A Constituição admite, ainda, exceções ao princípio geral da proibição da acumulação de cargos públicos para profissionais de saúde, ao dispor

Art. 37. A administração pública direta e indireta de qualquer dos Poderes da União, dos Estados, do Distrito Federal e dos Municípios obedecerá aos princípios de legalidade, impessoalidade, moralidade, publicidade e eficiência e, também, ao seguinte: […] XVI - é vedada a acumulação remunerada de cargos públicos, exceto, quando houver compatibilidade de horários, observado em qualquer caso o disposto no inciso XI. c) a de dois cargos ou empregos privativos de profissionais de saúde, com profissões regulamentadas;

Por sua vez, o artigo 167, inciso IV, do Texto Maior de 1988 apresenta uma primeira norma tributária com referência à saúde, vedando “a vinculação de receita de impostos a órgão, fundo ou despesa, ressalvadas a (…) destinação de recursos

para as ações e serviços públicos de saúde”. Os recursos vinculados a finalidades específicas como saúde, por exemplo, serão utilizados, exclusivamente, para atender ao objeto de sua vinculação, ainda que em exercício diverso daquele em que ocorrer o ingresso.

Os artigos 194 e 195 da Constituição Federal apresentam alguns princípios gerais da seguridade social, que engloba saúde, previdência social e assistência social.

O legislador ordinário determinou, ainda, um sistema universal de acesso aos serviços públicos de saúde, o que reforça a responsabilidade solidária dos entes da federação, garantindo, inclusive, a “igualdade da assistência à saúde, sem preconceitos ou privilégios de qualquer espécie” (art. 7º, IV, da Lei nº 8.080/90).

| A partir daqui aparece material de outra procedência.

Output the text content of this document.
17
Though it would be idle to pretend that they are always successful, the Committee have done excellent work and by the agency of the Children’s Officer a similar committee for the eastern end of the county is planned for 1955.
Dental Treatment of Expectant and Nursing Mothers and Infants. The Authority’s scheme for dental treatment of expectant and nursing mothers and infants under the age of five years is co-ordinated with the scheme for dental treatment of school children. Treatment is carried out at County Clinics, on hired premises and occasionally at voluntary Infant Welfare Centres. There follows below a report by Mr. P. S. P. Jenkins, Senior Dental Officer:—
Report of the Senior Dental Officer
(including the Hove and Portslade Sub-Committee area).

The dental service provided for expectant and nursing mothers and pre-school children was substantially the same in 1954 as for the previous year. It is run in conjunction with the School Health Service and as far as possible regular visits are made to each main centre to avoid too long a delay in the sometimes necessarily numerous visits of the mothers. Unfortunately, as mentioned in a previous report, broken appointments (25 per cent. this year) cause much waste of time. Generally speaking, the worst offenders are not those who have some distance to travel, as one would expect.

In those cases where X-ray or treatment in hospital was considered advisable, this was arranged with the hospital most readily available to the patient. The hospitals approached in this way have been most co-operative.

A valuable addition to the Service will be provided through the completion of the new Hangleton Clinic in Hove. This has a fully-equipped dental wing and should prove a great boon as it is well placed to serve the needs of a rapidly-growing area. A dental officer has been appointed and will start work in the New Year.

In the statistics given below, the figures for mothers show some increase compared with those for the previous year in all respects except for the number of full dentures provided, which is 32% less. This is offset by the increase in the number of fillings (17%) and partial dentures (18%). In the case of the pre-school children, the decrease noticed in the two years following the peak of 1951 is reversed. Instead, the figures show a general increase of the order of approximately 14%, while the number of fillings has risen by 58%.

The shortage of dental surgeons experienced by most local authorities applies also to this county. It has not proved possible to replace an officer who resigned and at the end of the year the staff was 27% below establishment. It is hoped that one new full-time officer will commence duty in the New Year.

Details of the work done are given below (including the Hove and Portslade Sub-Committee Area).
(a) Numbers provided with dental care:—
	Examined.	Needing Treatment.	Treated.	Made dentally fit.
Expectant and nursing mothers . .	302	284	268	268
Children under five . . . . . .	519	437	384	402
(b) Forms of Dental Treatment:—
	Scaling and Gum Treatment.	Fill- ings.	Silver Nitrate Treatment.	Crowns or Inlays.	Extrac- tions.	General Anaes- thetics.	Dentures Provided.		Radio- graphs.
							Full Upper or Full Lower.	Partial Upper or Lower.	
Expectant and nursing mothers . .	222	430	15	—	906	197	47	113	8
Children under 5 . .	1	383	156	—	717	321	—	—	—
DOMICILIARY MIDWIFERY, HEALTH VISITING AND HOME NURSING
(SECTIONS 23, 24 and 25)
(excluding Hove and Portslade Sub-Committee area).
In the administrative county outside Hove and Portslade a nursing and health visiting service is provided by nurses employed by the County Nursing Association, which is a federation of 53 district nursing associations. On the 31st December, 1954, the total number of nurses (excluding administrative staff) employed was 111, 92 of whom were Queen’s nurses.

No artigo 197, a Carta Magna estabelece o modus operandi da atuação do Estado, atribuindo aos termos da lei o modo de sua regulamentação, fiscalização e controle, admitida sua execução de forma direta (ou seja, pelo Poder Público) ou através de terceiros (pela iniciativa privada, na forma do artigo 199 da Constituição Federal):

Art. 197. São de relevância pública as ações e serviços de saúde, cabendo ao Poder Público dispor, nos termos da lei, sobre sua regulamentação, fiscalização e controle, devendo sua execução ser feita diretamente ou através de terceiros e, também, por pessoa física ou jurídica de direito privado.

O artigo 199, por sua vez, regula a participação da iniciativa privada e do capital estrangeiro, bem como prevê uma legislação sobre transplantes, proibindo sua comercialização.

O Poder Público é o responsável pelas ações e serviços de saúde, distinguindo-se da assistência à saúde pela iniciativa privada, que poderão participar de forma complementar Sistema Único de Saúde, sendo vedada a destinação de recursos públicos para auxílios ou subvenções às instituições privadas com fins lucrativos.

Os serviços privados de assistência à saúde caracterizam-se pela atuação, por iniciativa própria, de profissionais liberais legalmente habilitados, e de pessoas jurídicas de direito privado na promoção, proteção e recuperação da saúde.

Na prestação de serviços privados de assistência à saúde, serão observados, quanto às condições para seu funcionamento, os princípios éticos e as normas expedidas pelo órgão de direção do Sistema único.

Após haver disposto sobre a saúde na seção anterior, a Constituição volta a tratar do assunto na seção sobre Comunicação, em que está prevista a necessidade de advertência sobre malefícios que possam decorrer do uso de determinada substância:

Art. 220. A manifestação do pensamento, a criação, a expressão e a

informação, sob qualquer forma, processo ou veículo não sofrerão qualquer restrição, observado o disposto nesta Constituição.

[…]

§ 4º - A propaganda comercial de tabaco, bebidas alcoólicas, agrotóxicos, medicamentos e terapias estará sujeita a restrições legais, nos termos do inciso II do parágrafo anterior, e conterá, sempre que necessário, advertência sobre os malefícios decorrentes de seu uso.

Preocupou-se aqui o legislador no direito fundamental à saúde dos seres humanos ao expor os malefícios que determinados produtos podem causar.